JACKSON DEAN’S GOT “WINGS”

Cover Art Courtesy of Big Machine Records

NASHVILLE, TN (April 16, 2021) Jackson Dean isn’t like most of the other young male Country acts. Steeped in real life, selling out Maryland’s famed Ram’s Head and Union Jacks while still in high school, the 20-year-old songwriter has a raw knuckle approach to music. A little more complicated, a little more thrown down, Big Machine Records is sending the introspective “Wings” into the universe as a way of introducing the young man from Odenton, Maryland along with the pre-order for his debut collection JACKSON DEAN, to be released on April 30.
 
“When you look at me, I may look a little wild, or a little rootless,” he admits, “and that’s probably true. I love that rock edge that Country has, but I also like those songs that core into you, that get real honest over a slower track. If you want to understand me, listen to ‘Wings,’ and you’ll realize I’m not an angel, but I try to reckon on what I’ve done – and always make things right.

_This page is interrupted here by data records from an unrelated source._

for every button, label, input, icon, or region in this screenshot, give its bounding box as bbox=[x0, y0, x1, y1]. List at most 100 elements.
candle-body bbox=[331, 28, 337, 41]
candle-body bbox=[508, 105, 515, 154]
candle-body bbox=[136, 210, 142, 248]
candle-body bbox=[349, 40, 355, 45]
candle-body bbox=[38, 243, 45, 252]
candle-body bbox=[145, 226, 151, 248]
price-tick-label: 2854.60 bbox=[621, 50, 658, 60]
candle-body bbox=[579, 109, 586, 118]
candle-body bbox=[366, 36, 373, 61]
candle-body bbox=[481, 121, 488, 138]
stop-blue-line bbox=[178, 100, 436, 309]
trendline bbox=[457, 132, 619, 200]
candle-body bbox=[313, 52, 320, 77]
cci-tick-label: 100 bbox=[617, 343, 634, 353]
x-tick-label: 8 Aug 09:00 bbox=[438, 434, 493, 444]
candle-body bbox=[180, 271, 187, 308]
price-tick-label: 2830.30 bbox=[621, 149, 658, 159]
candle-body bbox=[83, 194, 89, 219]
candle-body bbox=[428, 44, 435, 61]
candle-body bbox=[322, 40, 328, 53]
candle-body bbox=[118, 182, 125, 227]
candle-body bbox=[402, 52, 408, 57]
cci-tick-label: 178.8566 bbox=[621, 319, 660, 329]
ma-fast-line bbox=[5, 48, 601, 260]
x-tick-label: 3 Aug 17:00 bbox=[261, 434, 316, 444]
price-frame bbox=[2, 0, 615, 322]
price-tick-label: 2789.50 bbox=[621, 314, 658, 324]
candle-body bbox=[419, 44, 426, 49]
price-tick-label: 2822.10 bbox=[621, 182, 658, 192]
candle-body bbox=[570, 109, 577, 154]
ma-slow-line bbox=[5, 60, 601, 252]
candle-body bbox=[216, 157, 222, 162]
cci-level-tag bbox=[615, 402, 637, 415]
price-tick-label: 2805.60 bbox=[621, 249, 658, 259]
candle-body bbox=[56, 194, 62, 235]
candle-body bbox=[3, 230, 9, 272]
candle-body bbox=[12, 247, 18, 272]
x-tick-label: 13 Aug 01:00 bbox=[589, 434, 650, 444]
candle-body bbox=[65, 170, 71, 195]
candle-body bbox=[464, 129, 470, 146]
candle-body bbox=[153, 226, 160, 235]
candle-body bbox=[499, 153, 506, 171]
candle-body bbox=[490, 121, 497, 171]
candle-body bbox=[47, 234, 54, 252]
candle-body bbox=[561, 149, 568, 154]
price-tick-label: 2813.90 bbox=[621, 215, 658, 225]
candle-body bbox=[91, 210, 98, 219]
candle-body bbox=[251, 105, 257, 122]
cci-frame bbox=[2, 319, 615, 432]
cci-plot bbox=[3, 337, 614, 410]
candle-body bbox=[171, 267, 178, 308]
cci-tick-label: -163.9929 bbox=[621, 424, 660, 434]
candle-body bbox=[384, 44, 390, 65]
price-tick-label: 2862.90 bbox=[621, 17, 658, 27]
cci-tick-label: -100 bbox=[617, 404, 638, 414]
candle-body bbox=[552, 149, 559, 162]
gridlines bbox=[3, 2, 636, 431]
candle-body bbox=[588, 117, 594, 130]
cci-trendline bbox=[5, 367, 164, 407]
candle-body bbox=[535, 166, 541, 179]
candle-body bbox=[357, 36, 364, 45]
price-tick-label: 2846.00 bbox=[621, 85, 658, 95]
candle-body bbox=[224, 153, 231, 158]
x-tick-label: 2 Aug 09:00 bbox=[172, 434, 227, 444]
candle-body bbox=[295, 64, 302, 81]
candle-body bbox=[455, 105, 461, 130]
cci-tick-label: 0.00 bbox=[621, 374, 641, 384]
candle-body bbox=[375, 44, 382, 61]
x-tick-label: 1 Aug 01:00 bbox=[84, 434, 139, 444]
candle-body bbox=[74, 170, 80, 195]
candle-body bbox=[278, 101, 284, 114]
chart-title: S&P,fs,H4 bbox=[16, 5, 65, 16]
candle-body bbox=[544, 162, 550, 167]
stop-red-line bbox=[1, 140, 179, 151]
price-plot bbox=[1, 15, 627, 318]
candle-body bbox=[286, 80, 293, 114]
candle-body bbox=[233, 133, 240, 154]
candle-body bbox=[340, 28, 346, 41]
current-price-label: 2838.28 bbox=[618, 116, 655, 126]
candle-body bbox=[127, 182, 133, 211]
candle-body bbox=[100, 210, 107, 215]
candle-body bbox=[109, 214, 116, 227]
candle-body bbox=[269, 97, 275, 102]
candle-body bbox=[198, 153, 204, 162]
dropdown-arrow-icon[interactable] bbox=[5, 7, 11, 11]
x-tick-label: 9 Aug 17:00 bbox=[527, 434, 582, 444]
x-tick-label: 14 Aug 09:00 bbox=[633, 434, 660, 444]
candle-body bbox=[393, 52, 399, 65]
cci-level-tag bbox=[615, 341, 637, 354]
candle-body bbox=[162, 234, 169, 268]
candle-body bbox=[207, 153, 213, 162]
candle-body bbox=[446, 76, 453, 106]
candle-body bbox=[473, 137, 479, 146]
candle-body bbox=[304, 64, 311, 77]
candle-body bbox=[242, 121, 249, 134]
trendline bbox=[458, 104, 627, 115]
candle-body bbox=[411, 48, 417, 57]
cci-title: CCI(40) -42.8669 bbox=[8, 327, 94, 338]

That said, I’m also somebody you can’t really hold.”
 
Produced by Luke Dick and Park Chisolm, the moody track is a sparse consideration of leaving and being gone. With a slightly gravel voice, Dean opens the ballad by confessing, “I wish I had wings/ Take me away from all that I seen/ And all the trouble I’ve made…”
 
No stranger to rootless men, one brother travels the globe sailing other people’s boats and the other brother was overcoming troubles as a youth, Dean’s brooding song celebrates the need to wash oneself clean – and move beyond the things in life that weigh you down. With a minimal lyric, his earthy baritone echoes with both loneliness and a hunger to rise above.
 
Like the rest of Dean’s upcoming debut project, “Wings,” which also features sometime Black Crowe Fred Eltringham on drums and Bonnie Raitt veteran Kenny Greenberg on electric guitar, has the terseness of a grown man maintaining honesty in the strain of how hard life can be. But “Wings” also explores freeing oneself from mistakes, guilt and self-inflicted agony. 
 
“I was raised to own what you do, whether it’s good or bad,” Dean explains. “Truth is: everything you do stays on you. But when you start moving, when you look into the sky, that’s when you know freedom. Wings – like songs — are the ultimate freedom, really, cause they can pick you up and take you anywhere.”
 
Discovered by William Morris Endeavour’s Jay Williams from selling out local clubs, he was signed to a publishing deal by Eric Church advocate Arturo Buenahora. Suddenly, the kid, who’d grown up going to work with his hard-working contractor father, spent his last couple years flying into Nashville at 8 am on Monday mornings, writing songs for three or four days and sleeping where he could, then flying out on Thursday nights to gig around the same Maryland bars where the Brothers Osborne cut their teeth on Fridays, Saturdays and occasionally Sundays.
 
“My Dad raised me to not be afraid of the work, to show up and do the job, stay ‘til you’re done – and make sure the work is good. It’s the secret of his success, so when the opportunity to really do this came along, I was not going to let anything stop me… Between Arturo and Luke Dick, they saw I was a little bit different, a little more intense and maybe honor-bound, and they didn’t want to water that down, so I wouldn’t think of giving anything less than my all to the writing or playing for the people back home.”
 
With his self-titled collection nearing release, “Wings” is the first salvo from an artist who’s here for the long haul. Soulful, just this side of being on the run, it suggests an artist – like Dwight Yoakam, Hank Williams or Marty Stuart – who finds their truth in motion, in leaving, in getting gone.